Name : Mayra Isabel Calvillo
Major : Elementary Education
Minor : Spanish
Expected graduation : May 2020
Hometown : Rio Rico, AZ
Favorite animal : Dogs, specifically my dogs!

What led you to the University of Arizona College of Education? OR What led you to study elementary education in the College of Education?
Being born and raised only 40 minutes south of Tucson, I always knew The University of Arizona was where I wanted to go. When I was graduating from high school, I realized that I did not want to leave the classroom, and that was because I was meant to lead my own classroom. The COE gave me the opportunity to fulfill my life-long dream of becoming an educator while combining my passion for the Spanish language to become a bilingual school teacher.

What have you learned in the College of Education that's made a difference to you?
Something I have learned throughout my time at the COE is that education and teaching is a lot more complex than you may think. Not every student comes from the same background and not every student learns the same way. However, this provides teachers the opportunity to learn from their students just as much as students learn from their teachers.

Tell us about something you're involved with in the College of Education (or at the university) and how it's impacted your life.
Even though I have always been involved on campus through jobs or organizations, one of the greatest opportunities I’ve had is to be a part of the Undergraduate Research Opportunities Consortium (UROC) , specifically the AWARDSS Program (Access, Wellness, and Relational Determinants of School Success). Through this program, I was able to take graduate prep courses, which aided me in conducting a small-scale research study back in my hometown. Through the program, I conduct a study on the effects of English language immersion classes on bilingual border town students. Not only was I able to gain real experience of what research is like in education, but it also guided me on figuring out what I would like to do down the road in graduate school.

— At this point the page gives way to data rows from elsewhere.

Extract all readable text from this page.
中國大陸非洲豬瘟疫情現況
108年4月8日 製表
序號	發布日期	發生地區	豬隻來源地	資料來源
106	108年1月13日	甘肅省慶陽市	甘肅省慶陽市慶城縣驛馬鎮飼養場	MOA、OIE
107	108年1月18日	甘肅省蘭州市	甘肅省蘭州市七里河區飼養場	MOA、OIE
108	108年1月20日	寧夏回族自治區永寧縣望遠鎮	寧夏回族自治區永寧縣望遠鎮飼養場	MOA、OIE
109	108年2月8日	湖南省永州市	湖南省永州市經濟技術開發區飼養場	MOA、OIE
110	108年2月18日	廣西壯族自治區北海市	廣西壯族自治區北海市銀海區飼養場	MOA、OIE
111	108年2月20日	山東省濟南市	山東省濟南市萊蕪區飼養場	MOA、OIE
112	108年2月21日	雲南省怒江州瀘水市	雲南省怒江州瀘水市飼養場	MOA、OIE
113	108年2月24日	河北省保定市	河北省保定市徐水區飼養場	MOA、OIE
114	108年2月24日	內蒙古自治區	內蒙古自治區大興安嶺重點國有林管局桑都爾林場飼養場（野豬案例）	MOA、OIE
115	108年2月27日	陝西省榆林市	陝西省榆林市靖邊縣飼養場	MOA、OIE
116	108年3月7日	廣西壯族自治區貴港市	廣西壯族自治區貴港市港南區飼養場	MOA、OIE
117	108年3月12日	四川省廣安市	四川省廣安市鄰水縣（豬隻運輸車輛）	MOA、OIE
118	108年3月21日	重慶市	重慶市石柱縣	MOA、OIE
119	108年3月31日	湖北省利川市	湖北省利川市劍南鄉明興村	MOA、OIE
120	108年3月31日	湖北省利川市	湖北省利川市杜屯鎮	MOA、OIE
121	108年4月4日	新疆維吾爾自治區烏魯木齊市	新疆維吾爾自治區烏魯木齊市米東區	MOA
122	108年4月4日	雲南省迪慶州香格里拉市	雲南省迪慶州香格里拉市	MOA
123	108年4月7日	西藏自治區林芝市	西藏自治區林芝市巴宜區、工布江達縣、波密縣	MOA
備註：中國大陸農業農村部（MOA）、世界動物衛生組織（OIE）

What are your post-graduation plans as of now?
Come August, my partner and I will move to Boston and I will start the process of becoming a licensed teacher in the state of Massachusetts. I hope to teach in Boston Public Schools for a couple of years and then move on to obtaining my master’s degree and eventually a Ph.D. in education. However, for now, I’m enjoying the last of my time in Arizona in my fifth-grade classroom!

What advice do you have for students just getting started in the college?
Some advice I have for students who are just starting college is to take advantage of all the opportunities that may come their way. Sometimes the best things come from the most unlikely of places.